I previously mentioned Singapore as being one of the most significant territories in the fintech revolution, and it is perhaps not surprising then that the Singaporean government has made every effort to support fintech development, including in immigration policy. In particular, a private–public partnership between the EDB and the Singapore-based FinTech Consortium has helped provide a physical co-working space for local fintech companies, aided and abetted by corporate incubation and other initiatives.

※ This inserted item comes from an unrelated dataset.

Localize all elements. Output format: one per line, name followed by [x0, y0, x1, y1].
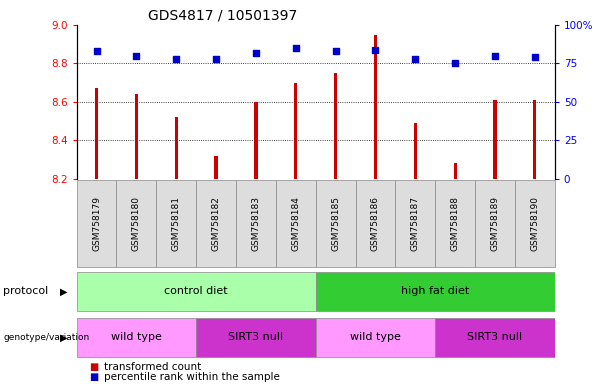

And the continent of Oceania has also seen fintech hubs emerge, as all geographical regions embrace this coming technology. The two major cities in Australia, Sydney and Melbourne have both made significant efforts to become active in the area of fintech. The State Government of Victoria has called for ‘experienced innovation hub operators’ to help the administration establish a fintech hub in Melbourne, with talks ongoing with operators to initiate this as soon as possible (Business Insider, 2018). This hub will aim to connect businesses with investors to strengthen the fintech ecosystem in Melbourne.

Eastern Europe has also seen its fair share of fintech players and hubs sprout up, and the Estonian government has been one of the early supporters of these initiatives. The government in Estonia has supported the fintech ecosystem, enabling it to gain momentum, via such efforts as the e-Estonia Initiative. This is a public-sector movement to help citizens to interact with the state through the use of automated solutions. E-services created under the initiative include i-Voting, e-Tax Board, e-Business, e-Banking, e-Ticket, e-School, and University via the internet.

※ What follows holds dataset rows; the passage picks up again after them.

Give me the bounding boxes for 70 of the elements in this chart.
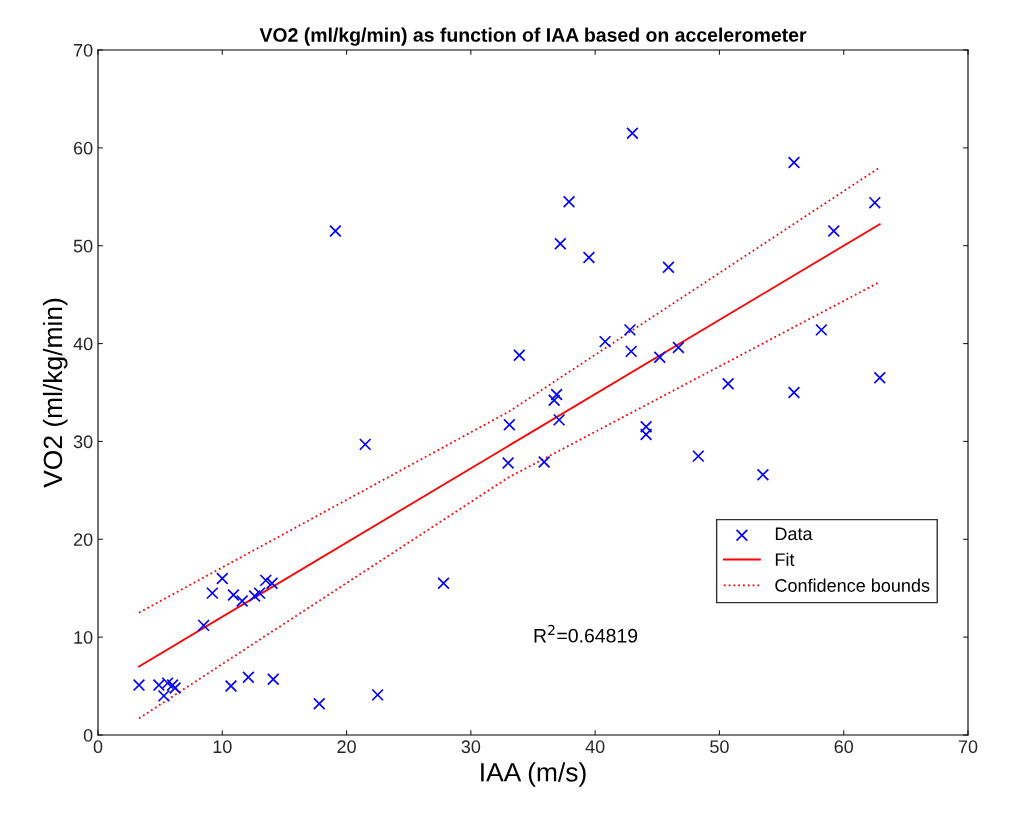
y-tick-label: 30 xyxy=(73,435,93,449)
point xyxy=(235,594,249,608)
x-tick-label: 40 xyxy=(585,740,605,754)
point xyxy=(227,588,240,602)
point xyxy=(437,577,450,590)
y-tick-label: 70 xyxy=(73,43,93,57)
x-tick-label: 0 xyxy=(93,740,103,754)
point xyxy=(692,449,705,463)
point xyxy=(554,237,567,250)
point xyxy=(550,388,563,401)
point xyxy=(721,377,735,390)
point xyxy=(672,341,685,354)
point xyxy=(582,251,596,264)
point xyxy=(513,349,526,362)
point xyxy=(197,619,210,632)
point xyxy=(624,345,638,358)
point xyxy=(224,679,238,693)
x-tick-label: 20 xyxy=(337,740,356,754)
point xyxy=(815,323,828,337)
y-tick-label: 0 xyxy=(83,728,93,742)
point xyxy=(868,196,882,209)
point xyxy=(873,371,886,385)
point xyxy=(547,394,561,407)
x-tick-label: 30 xyxy=(461,740,481,754)
point xyxy=(662,261,675,274)
point xyxy=(503,418,516,432)
legend-label: Confidence bounds xyxy=(775,578,930,592)
x-tick-label: 70 xyxy=(958,740,978,754)
point xyxy=(598,335,612,348)
chart-title: VO2 (ml/kg/min) as function of IAA based on accelerometer xyxy=(259,27,807,46)
point xyxy=(501,456,515,470)
point xyxy=(827,224,840,238)
point xyxy=(157,689,171,703)
y-tick-label: 20 xyxy=(73,533,93,547)
x-tick-label: 60 xyxy=(834,740,854,754)
y-tick-label: 60 xyxy=(73,141,93,155)
legend-label: Fit xyxy=(775,552,795,566)
point xyxy=(639,420,653,433)
point xyxy=(265,577,279,590)
y-tick-label: 40 xyxy=(73,337,93,351)
point xyxy=(216,572,229,585)
x-axis-title: IAA (m/s) xyxy=(481,762,586,787)
point xyxy=(206,586,219,600)
point xyxy=(371,688,384,702)
point xyxy=(313,697,326,710)
point xyxy=(329,224,342,238)
point xyxy=(653,351,666,364)
y-tick-label: 50 xyxy=(73,239,93,253)
point xyxy=(639,428,653,441)
y-tick-label: 10 xyxy=(74,631,93,644)
legend-label: Data xyxy=(775,527,813,541)
annotation: R$^{2}$=0.64819 xyxy=(534,624,638,643)
x-tick-label: 10 xyxy=(213,740,232,754)
y-axis-title: VO2 (ml/kg/min) xyxy=(42,298,68,488)
point xyxy=(259,574,273,587)
point xyxy=(253,586,266,600)
point xyxy=(562,195,576,208)
point xyxy=(626,126,639,140)
point xyxy=(787,156,801,169)
point xyxy=(623,323,637,337)
point xyxy=(358,438,372,451)
point xyxy=(248,589,261,603)
point xyxy=(537,455,551,469)
point xyxy=(242,671,255,684)
point xyxy=(552,413,566,427)
x-tick-label: 50 xyxy=(710,740,729,754)
point xyxy=(787,386,801,399)
point xyxy=(267,673,280,686)
point xyxy=(756,468,770,481)
point xyxy=(132,678,146,692)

However, perhaps the best-known example of fintech innovation in Estonia is the e-Residency programme, which helped Estonia become the first country in the world to offer electronic residency for non-natives in 2014. This programme enables non-residents to apply for smart ID cards, providing access to the various electronic services that have been established in Estonia.

Finnish online-only business bank Holvi has already announced a partnership with this programme, helping provide digital business banking for e-residents. The Estonian government has also created Start-ups Estonia, which is intended to support the local start-up ecosystem. It provides training programmes for start-ups, concentrates on educating local investors, helps to attract overseas investment, and delivers a raft of other benefits. This programme has been financed with €7 million of funding from the European Regional Development Fund.